New at Peter White Public Library

Recent additions to the library’s collection enable us to journey through the revival of near-extinct rock and roll styles from halfway around the world. We get acquainted with possibly the best Grateful Dead biography yet published. A PBS series takes us through the history of music technology. A superbly funny Zen memoir rounds out the list.

“The Deepest Lake”

by Dengue Fever

POP-DEN

Sounding like a late-sixties spy movie soundtrack with exotic Asian vocal harmonies, Dengue Fever’s latest album continues the revival of a music style that was wiped out by unimaginable circumstances in the post-Vietnam War chaos of Southeast Asia. Dengue Fever, from Long Beach, California (home to the largest Cambodian-emigre community in the world), is centered by a groovy guitar twang backed by bass-drum-keyboard-sax group of Americans. At the forefront of the ensemble is the angelic voice of Phnom Penh native Nimol Chom, singing in her native Khmer language, with occasional English lyrics. These are absolutely timeless compositions — at times frenetic, funky, exotic — never devolving into retro kitsch. This is simply the most fun album in years. These guys should be the headliners of a revived Northern Nights concert series at Northern Michigan University. Those music events are so desperately absent in the Upper Peninsula!

“The Rough Guide to Psychedelic Cambodia”

WORLD-ROU

From the same excellent label whose “Rough Guide to the Music of Afghanistan” and “Rough Guide to Reggae” we have at Peter White, comes this introduction to the masters of Cambodian rock and roll from the brief golden age before the communists took over the country in 1975, and musicians in particular were targeted by the Pol Pot regime.

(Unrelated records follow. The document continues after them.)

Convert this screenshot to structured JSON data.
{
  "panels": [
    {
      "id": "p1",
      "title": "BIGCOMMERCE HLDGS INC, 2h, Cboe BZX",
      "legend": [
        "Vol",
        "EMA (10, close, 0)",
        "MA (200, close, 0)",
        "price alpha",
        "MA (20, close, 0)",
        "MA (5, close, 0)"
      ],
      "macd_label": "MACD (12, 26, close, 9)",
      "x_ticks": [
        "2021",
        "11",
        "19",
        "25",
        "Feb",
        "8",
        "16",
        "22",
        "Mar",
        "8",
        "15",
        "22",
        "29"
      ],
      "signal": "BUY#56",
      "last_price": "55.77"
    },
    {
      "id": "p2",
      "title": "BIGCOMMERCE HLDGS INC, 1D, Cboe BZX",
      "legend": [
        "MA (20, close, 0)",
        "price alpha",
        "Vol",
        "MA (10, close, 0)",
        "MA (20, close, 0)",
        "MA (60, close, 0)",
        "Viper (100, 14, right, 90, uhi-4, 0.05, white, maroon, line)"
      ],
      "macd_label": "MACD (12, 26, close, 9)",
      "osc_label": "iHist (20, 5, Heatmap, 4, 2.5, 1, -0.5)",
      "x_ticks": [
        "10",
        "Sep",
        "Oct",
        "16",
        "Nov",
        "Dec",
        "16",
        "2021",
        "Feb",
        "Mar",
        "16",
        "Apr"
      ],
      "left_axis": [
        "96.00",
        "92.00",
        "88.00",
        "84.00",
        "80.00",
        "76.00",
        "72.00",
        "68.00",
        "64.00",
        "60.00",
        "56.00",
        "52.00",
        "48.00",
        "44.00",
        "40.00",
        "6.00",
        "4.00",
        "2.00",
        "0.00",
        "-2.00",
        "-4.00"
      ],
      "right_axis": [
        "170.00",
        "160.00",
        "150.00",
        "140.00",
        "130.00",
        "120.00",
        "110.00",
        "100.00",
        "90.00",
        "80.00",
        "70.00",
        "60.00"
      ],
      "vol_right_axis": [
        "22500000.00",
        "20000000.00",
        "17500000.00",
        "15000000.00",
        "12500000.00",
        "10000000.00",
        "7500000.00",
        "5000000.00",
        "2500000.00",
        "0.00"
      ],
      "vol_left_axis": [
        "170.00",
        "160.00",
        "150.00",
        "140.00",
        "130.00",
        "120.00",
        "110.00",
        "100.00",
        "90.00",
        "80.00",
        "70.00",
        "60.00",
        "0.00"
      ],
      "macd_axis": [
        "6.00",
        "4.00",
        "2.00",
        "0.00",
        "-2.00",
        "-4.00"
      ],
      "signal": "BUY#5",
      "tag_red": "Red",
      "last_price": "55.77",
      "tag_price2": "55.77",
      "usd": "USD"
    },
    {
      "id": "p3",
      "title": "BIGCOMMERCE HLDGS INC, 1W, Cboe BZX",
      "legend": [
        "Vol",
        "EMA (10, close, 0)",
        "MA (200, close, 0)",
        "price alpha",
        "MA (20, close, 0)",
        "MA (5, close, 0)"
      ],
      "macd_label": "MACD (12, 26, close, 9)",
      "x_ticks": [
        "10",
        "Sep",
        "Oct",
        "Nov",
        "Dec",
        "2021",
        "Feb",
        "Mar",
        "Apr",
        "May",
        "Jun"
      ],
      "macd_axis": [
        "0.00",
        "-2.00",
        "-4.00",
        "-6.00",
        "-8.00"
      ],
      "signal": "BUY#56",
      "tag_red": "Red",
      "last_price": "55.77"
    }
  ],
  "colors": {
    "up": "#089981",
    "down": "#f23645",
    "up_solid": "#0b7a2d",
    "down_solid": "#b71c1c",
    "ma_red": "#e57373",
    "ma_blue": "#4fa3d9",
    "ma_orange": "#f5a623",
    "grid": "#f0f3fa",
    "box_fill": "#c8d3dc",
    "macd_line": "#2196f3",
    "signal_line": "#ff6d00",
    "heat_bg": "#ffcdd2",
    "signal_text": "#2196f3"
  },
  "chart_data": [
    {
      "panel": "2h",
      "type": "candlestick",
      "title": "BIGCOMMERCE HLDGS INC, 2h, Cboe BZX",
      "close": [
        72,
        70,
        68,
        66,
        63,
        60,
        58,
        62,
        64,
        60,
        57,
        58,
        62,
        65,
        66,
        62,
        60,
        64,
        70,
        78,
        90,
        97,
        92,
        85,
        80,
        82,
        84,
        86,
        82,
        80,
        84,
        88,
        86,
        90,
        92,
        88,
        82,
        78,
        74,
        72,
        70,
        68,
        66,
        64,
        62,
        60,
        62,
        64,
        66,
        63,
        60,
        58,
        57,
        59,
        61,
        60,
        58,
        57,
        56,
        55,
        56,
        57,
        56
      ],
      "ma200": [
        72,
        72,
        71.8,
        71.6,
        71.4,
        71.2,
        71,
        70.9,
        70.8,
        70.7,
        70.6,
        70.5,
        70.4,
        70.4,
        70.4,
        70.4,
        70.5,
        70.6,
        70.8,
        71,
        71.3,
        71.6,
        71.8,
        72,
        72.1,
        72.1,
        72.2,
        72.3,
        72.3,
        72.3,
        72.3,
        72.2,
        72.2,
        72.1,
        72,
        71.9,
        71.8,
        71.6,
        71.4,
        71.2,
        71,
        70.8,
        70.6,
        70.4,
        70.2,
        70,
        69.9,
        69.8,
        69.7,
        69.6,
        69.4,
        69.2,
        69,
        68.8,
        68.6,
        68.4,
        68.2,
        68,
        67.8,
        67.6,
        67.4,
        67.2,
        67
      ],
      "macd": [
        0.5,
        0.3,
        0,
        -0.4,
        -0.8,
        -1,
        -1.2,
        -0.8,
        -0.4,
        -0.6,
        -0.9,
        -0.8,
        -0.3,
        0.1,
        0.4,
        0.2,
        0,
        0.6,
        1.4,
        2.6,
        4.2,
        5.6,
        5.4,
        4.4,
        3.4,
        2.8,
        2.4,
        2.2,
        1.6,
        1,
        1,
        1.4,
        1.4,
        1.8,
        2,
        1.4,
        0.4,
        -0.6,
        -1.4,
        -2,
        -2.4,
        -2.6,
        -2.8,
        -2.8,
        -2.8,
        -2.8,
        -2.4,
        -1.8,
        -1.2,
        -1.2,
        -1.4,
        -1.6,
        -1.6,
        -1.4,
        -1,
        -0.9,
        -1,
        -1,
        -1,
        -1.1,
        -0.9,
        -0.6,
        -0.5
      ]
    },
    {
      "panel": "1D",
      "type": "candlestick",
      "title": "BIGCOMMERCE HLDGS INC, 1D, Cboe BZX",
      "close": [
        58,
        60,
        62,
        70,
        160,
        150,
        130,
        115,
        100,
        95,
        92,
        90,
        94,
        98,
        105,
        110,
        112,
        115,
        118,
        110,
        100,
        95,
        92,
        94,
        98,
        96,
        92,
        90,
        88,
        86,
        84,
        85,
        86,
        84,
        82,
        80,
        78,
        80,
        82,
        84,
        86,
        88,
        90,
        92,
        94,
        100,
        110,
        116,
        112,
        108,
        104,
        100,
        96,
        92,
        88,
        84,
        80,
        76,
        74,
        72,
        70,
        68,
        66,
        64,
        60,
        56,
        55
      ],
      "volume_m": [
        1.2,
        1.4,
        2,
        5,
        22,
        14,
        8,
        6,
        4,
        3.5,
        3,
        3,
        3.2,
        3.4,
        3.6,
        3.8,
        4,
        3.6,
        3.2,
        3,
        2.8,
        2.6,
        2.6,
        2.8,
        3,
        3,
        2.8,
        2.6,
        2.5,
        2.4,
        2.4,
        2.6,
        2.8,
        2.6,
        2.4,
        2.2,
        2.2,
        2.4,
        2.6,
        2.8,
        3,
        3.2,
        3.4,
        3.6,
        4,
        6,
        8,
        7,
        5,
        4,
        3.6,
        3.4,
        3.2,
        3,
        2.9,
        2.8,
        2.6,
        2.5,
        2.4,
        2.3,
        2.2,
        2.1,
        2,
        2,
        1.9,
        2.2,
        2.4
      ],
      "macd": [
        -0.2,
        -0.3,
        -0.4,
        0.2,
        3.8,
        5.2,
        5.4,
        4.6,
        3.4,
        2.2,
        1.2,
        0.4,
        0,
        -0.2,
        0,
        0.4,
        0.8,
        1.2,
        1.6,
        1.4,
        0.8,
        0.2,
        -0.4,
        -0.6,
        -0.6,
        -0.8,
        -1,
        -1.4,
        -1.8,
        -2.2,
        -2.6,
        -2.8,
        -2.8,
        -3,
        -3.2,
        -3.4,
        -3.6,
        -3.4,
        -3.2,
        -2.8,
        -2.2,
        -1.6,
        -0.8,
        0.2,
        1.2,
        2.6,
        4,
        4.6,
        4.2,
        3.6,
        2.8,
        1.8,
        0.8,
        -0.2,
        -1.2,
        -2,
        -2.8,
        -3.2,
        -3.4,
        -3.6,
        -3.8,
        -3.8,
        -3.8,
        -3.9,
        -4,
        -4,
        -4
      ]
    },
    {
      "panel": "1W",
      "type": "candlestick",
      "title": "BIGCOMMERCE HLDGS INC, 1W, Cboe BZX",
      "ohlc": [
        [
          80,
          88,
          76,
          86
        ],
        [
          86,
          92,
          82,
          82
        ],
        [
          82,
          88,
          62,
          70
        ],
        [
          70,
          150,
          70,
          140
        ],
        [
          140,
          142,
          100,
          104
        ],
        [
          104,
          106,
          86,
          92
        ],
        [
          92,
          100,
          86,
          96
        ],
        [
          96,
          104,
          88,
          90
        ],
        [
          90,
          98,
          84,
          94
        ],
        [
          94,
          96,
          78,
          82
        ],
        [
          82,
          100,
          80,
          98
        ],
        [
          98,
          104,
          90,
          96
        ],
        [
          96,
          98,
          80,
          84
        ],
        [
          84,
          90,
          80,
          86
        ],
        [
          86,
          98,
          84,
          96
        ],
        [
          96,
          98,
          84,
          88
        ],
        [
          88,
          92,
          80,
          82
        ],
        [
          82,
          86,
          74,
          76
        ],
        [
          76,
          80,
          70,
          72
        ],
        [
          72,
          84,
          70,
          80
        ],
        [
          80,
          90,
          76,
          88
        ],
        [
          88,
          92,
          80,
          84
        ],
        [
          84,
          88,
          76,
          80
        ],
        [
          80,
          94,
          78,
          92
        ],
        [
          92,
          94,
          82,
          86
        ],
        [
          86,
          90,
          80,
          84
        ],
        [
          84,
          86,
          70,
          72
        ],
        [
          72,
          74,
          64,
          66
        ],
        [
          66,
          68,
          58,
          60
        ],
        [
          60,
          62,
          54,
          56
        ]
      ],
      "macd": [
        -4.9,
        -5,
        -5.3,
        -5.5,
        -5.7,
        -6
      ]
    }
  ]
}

This compilation showcases the masters of the genre Sinn Sisamouth “the Elvis of Cambodia,” as well as golden-voiced divas Ros Sereysothea and Pan Ron. To round out this disc are three contemporary groups, featuring mixed lineups of Cambodians and Westerners, including Dub Addiction, Dengue Fever, and the most extraordinary Cambodian Space Project. The latter group flew to Michigan to record their last album in Detroit. The guitar riffs here are killer, with hypnotic vocal harmonies.

“So Many Roads: the Life and Times of the Grateful Dead”

780.92 GRATEFUL

David Browne of Rolling Stone magazine authored this tribute to one of the paramount legacies of the psychedelic Sixties: the Grateful Dead. So Many Roads is filled with interviews with surviving band members and known associates. This work was published to coincide with the band’s 50th anniversary in 2016, which also saw the four original members reunite and tour, which proved to be one of the most talked-about tours of last year. Reading about drug busts, band in-fighting, is always entertaining, but with the Dead it is the music first and foremost and forever. How did this group of hippies, forged during turbulent times, driven by discipline and chaos, survive for decades? Work ethic, brotherhood, and a ton of talent.

“Soundbreaking: Stories from the Cutting Edge of Recorded Music”

338.4778 SO (New DVD section)

If you’re like me, you got real excited by this music series which aired so briefly on PBS last year. If you’re like me you never got to finish all of the episodes due to the restrictive and confusing PBS schedule (I literally tried to watch the seventh episode on the night after it premiered, only to discover it to be unavailable one second after midnight!) The library now has the entire series for binge-viewing purposes. Soundbreaking is cutting-edge examination of recording technology from the beginnings of rock music to the computer era.

Highlights include interviews with Sir George Martin on the secrets behind the creation the Beatles 1960s masterpieces, the “one single person can do it all in the studio” approach of Stevie Wonder, and the rise of hip-hop and its parallel with sampling technology. Soundbreaking is a nice companion piece to the 2013 Dave Grohl documentary “Sound City.”

“Hardcore Zen”

294.3927 WA

In the early 80s Brad Warner was a young Akron, Ohio, bass player in the hardcore punk band Zero Defex, expressing nihilistic rage with lighting fast tempos and an unpolished punk rock style. Eventually, the dissatisfied attitude of punk gave way to a fascination with Soto Zen Buddhism. Warner ended up living in Tokyo for a decade and a half, eventually becoming the appointed lineage holder by Zen master Gudo Nishijima. With a distinct humor Warner explains the basis of Soto Zen, its founder Dogen, and the Zazen meditation form. He describes the necessity for the Zen practitioner to be able to endure the extreme boredom inherent to meditation, while describing the psychological and emotional benefits of the practice.